Advanced Linux Server-Side Threats: How they work and what you can do about them
Server-side malware has evolved. Attackers used to be motivated by defacement or direct damage, using small-scale and targeted operations. Nowadays we are seeing an increase in organized crimeware campaigns leveraging compromised Linux servers for financial gain through website redirections infecting end-users and spam. Furthermore, malicious gangs base their operation's infrastructure on these same compromised servers, making takedown or law enforcement intervention complex since they run legitimate workloads.

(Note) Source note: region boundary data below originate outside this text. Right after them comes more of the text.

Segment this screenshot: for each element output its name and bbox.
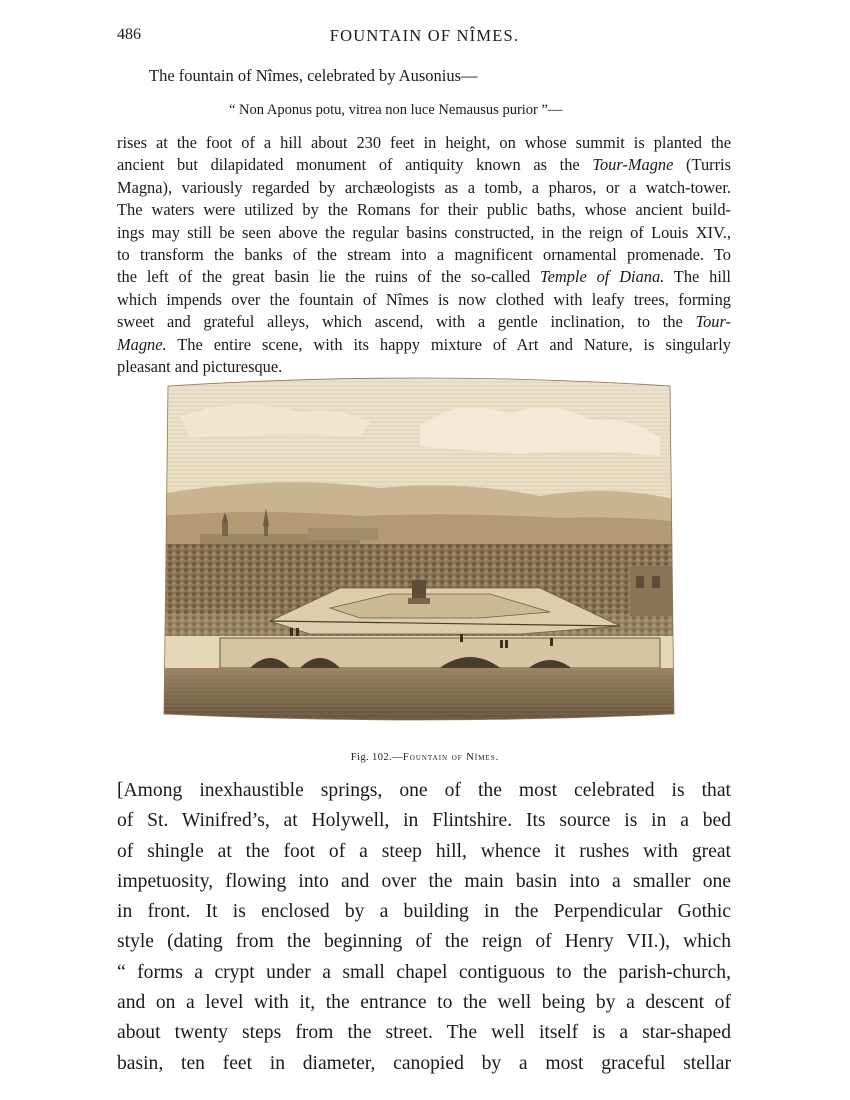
- italic-term: Tour-Magne: [592, 155, 674, 175]
- italic-term: Temple of Diana.: [540, 267, 665, 287]
- text-line: in front. It is enclosed by a building in the Perpendicular Gothic: [117, 901, 731, 923]
- engraving-illustration: [160, 376, 678, 748]
- text-line: style (dating from the beginning of the reign of Henry VII.), which: [117, 931, 731, 953]
- text-line: Magne. The entire scene, with its happy mixture of Art and Nature, is singularly: [117, 334, 731, 354]
- intro-line: The fountain of Nîmes, celebrated by Ausonius—: [149, 66, 478, 85]
- figure-caption: [0, 752, 850, 763]
- text-line: the left of the great basin lie the ruins of the so-called Temple of Diana. The hill: [117, 267, 731, 287]
- italic-term: Tour-: [695, 312, 731, 332]
- text-line: Magna), variously regarded by archæologists as a tomb, a pharos, or a watch-tower.: [117, 177, 731, 197]
- text-line: which impends over the fountain of Nîmes is now clothed with leafy trees, forming: [117, 289, 731, 309]
- page-number: 486: [117, 26, 141, 43]
- text-line: sweet and grateful alleys, which ascend, with a gentle inclination, to the Tour-: [117, 312, 731, 332]
- text-line: and on a level with it, the entrance to the well being by a descent of: [117, 992, 731, 1014]
- text-line: rises at the foot of a hill about 230 feet in height, on whose summit is planted the: [117, 133, 731, 152]
- text-line: ancient but dilapidated monument of antiquity known as the Tour-Magne (Turris: [117, 155, 731, 175]
- text-line: impetuosity, flowing into and over the main basin into a smaller one: [117, 870, 731, 892]
- text-line: to transform the banks of the stream into a magnificent ornamental promenade. To: [117, 244, 731, 264]
- text-line: pleasant and picturesque.: [117, 356, 283, 376]
- italic-term: Magne.: [117, 334, 167, 354]
- text-line: of St. Winifred’s, at Holywell, in Flintshire. Its source is in a bed: [117, 810, 731, 832]
- text-line: ings may still be seen above the regular basins constructed, in the reign of Louis XIV.,: [117, 222, 731, 242]
- engraving-fountain-of-nimes: [160, 376, 678, 748]
- running-title: FOUNTAIN OF NÎMES.: [329, 26, 520, 45]
- text-line: basin, ten feet in diameter, canopied by a most graceful stellar: [117, 1052, 731, 1074]
- text-line: “ forms a crypt under a small chapel contiguous to the parish-church,: [117, 961, 731, 983]
- text-line: of shingle at the foot of a steep hill, whence it rushes with great: [117, 840, 731, 862]
- paragraph-st-winifreds-well: [117, 776, 731, 1079]
- text-line: [Among inexhaustible springs, one of the most celebrated is that: [117, 780, 731, 801]
- text-line: about twenty steps from the street. The well itself is a star-shaped: [117, 1022, 731, 1044]
- text-line: The waters were utilized by the Romans for their public baths, whose ancient build-: [117, 200, 731, 220]
- paragraph-fountain-of-nimes: [117, 132, 731, 378]
- running-head: [117, 26, 732, 50]
- figure-number: Fig. 102.—: [350, 752, 403, 763]
- latin-quote: “ Non Aponus potu, vitrea non luce Nemausus purior ”—: [229, 102, 563, 118]
- figure-title: Fountain of Nîmes.: [402, 752, 500, 763]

This presentation will cover the evolution of the financially motivated Linux malware and will describe the threats that were part of Operation Windigo which affects more than 25 000 servers. We will give in-depth technical details on the pieces of malware involved, show how they are deployed by the operators and how they are able to defeat current defensive technologies. More importantly, we will describe hands-on detection and incident response tricks to quickly assess one's servers and help in the fight.

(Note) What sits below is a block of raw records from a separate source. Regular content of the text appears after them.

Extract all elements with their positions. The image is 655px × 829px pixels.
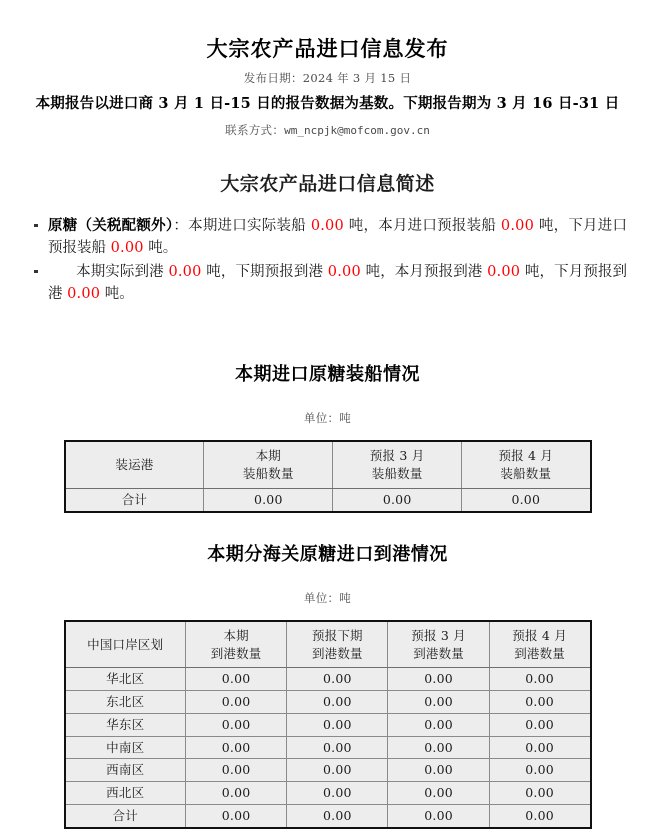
arrival-col-forecast-march-l2: 到港数量 xyxy=(413,645,464,661)
arrival-cell-forecast-next: 0.00 xyxy=(287,668,388,691)
shipment-table-head xyxy=(65,441,591,488)
table-row xyxy=(65,804,591,827)
contact-line xyxy=(0,123,655,138)
arrival-row-label: 西北区 xyxy=(65,782,186,805)
arrival-cell-forecast-next: 0.00 xyxy=(287,759,388,782)
summary-bullet-raw-sugar-arrival xyxy=(22,261,627,305)
arrival-cell-current: 0.00 xyxy=(185,804,286,827)
shipment-cell-forecast-march: 0.00 xyxy=(333,488,462,511)
arrival-cell-forecast-next: 0.00 xyxy=(287,713,388,736)
bullet-text-seg4: 吨。 xyxy=(143,239,178,256)
arrival-cell-forecast-march: 0.00 xyxy=(388,736,489,759)
shipment-col-forecast-april-l1: 预报 4 月 xyxy=(498,448,554,464)
contact-label: 联系方式： xyxy=(225,122,285,137)
arrival-header-row xyxy=(65,621,591,668)
table-row xyxy=(65,691,591,714)
shipment-col-current-l1: 本期 xyxy=(255,448,281,464)
publish-date: 发布日期：2024 年 3 月 15 日 xyxy=(243,71,412,86)
arrival-cell-forecast-april: 0.00 xyxy=(489,804,590,827)
table-row xyxy=(65,736,591,759)
bullet-text-seg2: 吨，本月进口预报装船 xyxy=(343,217,501,234)
value-current-actual-arrival: 0.00 xyxy=(168,263,202,280)
shipment-header-row xyxy=(65,441,591,488)
shipment-col-port xyxy=(65,441,204,488)
arrival-col-forecast-april-l1: 预报 4 月 xyxy=(512,627,567,643)
bullet-text-seg3: 吨，下月进口预报装船 xyxy=(48,217,628,256)
shipment-cell-forecast-april: 0.00 xyxy=(462,488,591,511)
arrival-cell-forecast-march: 0.00 xyxy=(388,713,489,736)
arrival-col-forecast-april xyxy=(489,621,590,668)
value-next-period-forecast-arrival: 0.00 xyxy=(327,263,361,280)
arrival-cell-forecast-april: 0.00 xyxy=(489,713,590,736)
arrival-cell-forecast-april: 0.00 xyxy=(489,736,590,759)
arrival-cell-current: 0.00 xyxy=(185,691,286,714)
shipment-col-port-l1: 装运港 xyxy=(115,457,154,473)
shipment-unit-caption: 单位：吨 xyxy=(303,411,352,426)
arrival-col-current xyxy=(185,621,286,668)
bullet2-text-seg4: 吨，下月预报到港 xyxy=(48,263,628,302)
summary-block xyxy=(0,215,655,305)
table-row xyxy=(65,782,591,805)
shipment-col-forecast-april-l2: 装船数量 xyxy=(500,466,552,481)
value-next-month-forecast-shipment: 0.00 xyxy=(110,239,144,256)
table-row xyxy=(65,668,591,691)
arrival-cell-forecast-march: 0.00 xyxy=(388,804,489,827)
summary-bullet-raw-sugar-shipment xyxy=(22,215,627,259)
bullet-text-seg1: 本期进口实际装船 xyxy=(188,217,311,234)
arrival-cell-forecast-next: 0.00 xyxy=(287,736,388,759)
shipment-col-current xyxy=(204,441,333,488)
shipment-col-forecast-march-l1: 预报 3 月 xyxy=(369,448,425,464)
arrival-cell-current: 0.00 xyxy=(185,759,286,782)
arrival-cell-forecast-april: 0.00 xyxy=(489,668,590,691)
arrival-section-heading: 本期分海关原糖进口到港情况 xyxy=(207,543,448,565)
bullet2-text-seg3: 吨，本月预报到港 xyxy=(360,263,488,280)
arrival-col-current-l1: 本期 xyxy=(223,627,249,643)
arrival-row-label: 华东区 xyxy=(65,713,186,736)
arrival-cell-current: 0.00 xyxy=(185,713,286,736)
arrival-unit-caption: 单位：吨 xyxy=(303,590,352,605)
shipment-table xyxy=(64,440,592,512)
shipment-col-forecast-march-l2: 装船数量 xyxy=(371,466,423,481)
arrival-table-head xyxy=(65,621,591,668)
arrival-cell-forecast-march: 0.00 xyxy=(388,759,489,782)
arrival-col-region xyxy=(65,621,186,668)
table-row xyxy=(65,488,591,511)
value-month-forecast-shipment: 0.00 xyxy=(500,217,535,234)
document-title: 大宗农产品进口信息发布 xyxy=(206,37,449,61)
summary-bullet-list xyxy=(22,215,627,305)
document-masthead xyxy=(0,0,655,138)
value-next-month-forecast-arrival: 0.00 xyxy=(67,285,101,302)
arrival-row-label: 中南区 xyxy=(65,736,186,759)
table-row xyxy=(65,713,591,736)
arrival-row-label: 东北区 xyxy=(65,691,186,714)
bullet2-text-seg5: 吨。 xyxy=(100,285,134,302)
shipment-col-forecast-march xyxy=(333,441,462,488)
shipment-cell-current: 0.00 xyxy=(204,488,333,511)
arrival-col-forecast-next-l1: 预报下期 xyxy=(311,627,363,643)
arrival-cell-forecast-next: 0.00 xyxy=(287,804,388,827)
arrival-cell-current: 0.00 xyxy=(185,668,286,691)
arrival-table xyxy=(64,620,592,829)
shipment-section-heading: 本期进口原糖装船情况 xyxy=(235,363,420,385)
arrival-row-label: 西南区 xyxy=(65,759,186,782)
bullet-separator: ： xyxy=(173,217,189,234)
value-month-forecast-arrival: 0.00 xyxy=(487,263,521,280)
arrival-cell-forecast-april: 0.00 xyxy=(489,759,590,782)
shipment-table-body xyxy=(65,488,591,511)
arrival-cell-forecast-march: 0.00 xyxy=(388,691,489,714)
arrival-table-body xyxy=(65,668,591,828)
arrival-col-forecast-next xyxy=(287,621,388,668)
arrival-cell-forecast-march: 0.00 xyxy=(388,782,489,805)
arrival-cell-forecast-next: 0.00 xyxy=(287,782,388,805)
arrival-col-forecast-march xyxy=(388,621,489,668)
arrival-col-region-l1: 中国口岸区划 xyxy=(87,636,164,652)
shipment-table-wrap xyxy=(0,440,655,512)
arrival-row-label: 合计 xyxy=(65,804,186,827)
arrival-cell-forecast-april: 0.00 xyxy=(489,691,590,714)
arrival-cell-forecast-march: 0.00 xyxy=(388,668,489,691)
shipment-col-forecast-april xyxy=(462,441,591,488)
arrival-col-current-l2: 到港数量 xyxy=(210,645,262,661)
contact-email[interactable]: wm_ncpjk@mofcom.gov.cn xyxy=(284,123,430,137)
arrival-table-wrap xyxy=(0,620,655,829)
arrival-row-label: 华北区 xyxy=(65,668,186,691)
arrival-cell-current: 0.00 xyxy=(185,782,286,805)
arrival-cell-forecast-next: 0.00 xyxy=(287,691,388,714)
summary-heading: 大宗农产品进口信息简述 xyxy=(220,173,435,196)
bullet2-text-seg2: 吨，下期预报到港 xyxy=(201,263,328,280)
shipment-col-current-l2: 装船数量 xyxy=(242,466,294,481)
arrival-cell-forecast-april: 0.00 xyxy=(489,782,590,805)
arrival-col-forecast-next-l2: 到港数量 xyxy=(311,645,363,661)
bullet2-text-seg1: 本期实际到港 xyxy=(76,263,169,280)
shipment-row-label: 合计 xyxy=(65,488,204,511)
arrival-col-forecast-april-l2: 到港数量 xyxy=(514,645,566,661)
arrival-cell-current: 0.00 xyxy=(185,736,286,759)
report-basis-line: 本期报告以进口商 3 月 1 日-15 日的报告数据为基数。下期报告期为 3 月 16 日-31 日 xyxy=(35,95,620,113)
table-row xyxy=(65,759,591,782)
arrival-col-forecast-march-l1: 预报 3 月 xyxy=(411,627,466,643)
value-current-actual-shipment: 0.00 xyxy=(310,217,344,234)
bullet-label-raw-sugar: 原糖（关税配额外） xyxy=(48,216,174,234)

Coming from the dusty Unix server room world, Olivier evolved professionally in networking, information security and open source software development to become malware researcher at ESET. He likes to do memory forensic on infected servers, reverse engineer obfuscated Perl scripts and brew beer. He is interested in bringing more openness in the malware research field by releasing elaborate indicators of compromise (IOC) and code created as part of our research on github. He spoke at Defcon, OWASP Montreal, Hackfest and lectures on information security at ETS in Montreal Canada. He also drives the NorthSec Hacker Jeopardy and co-organizes the MontreHack capture-the-flag training initiative.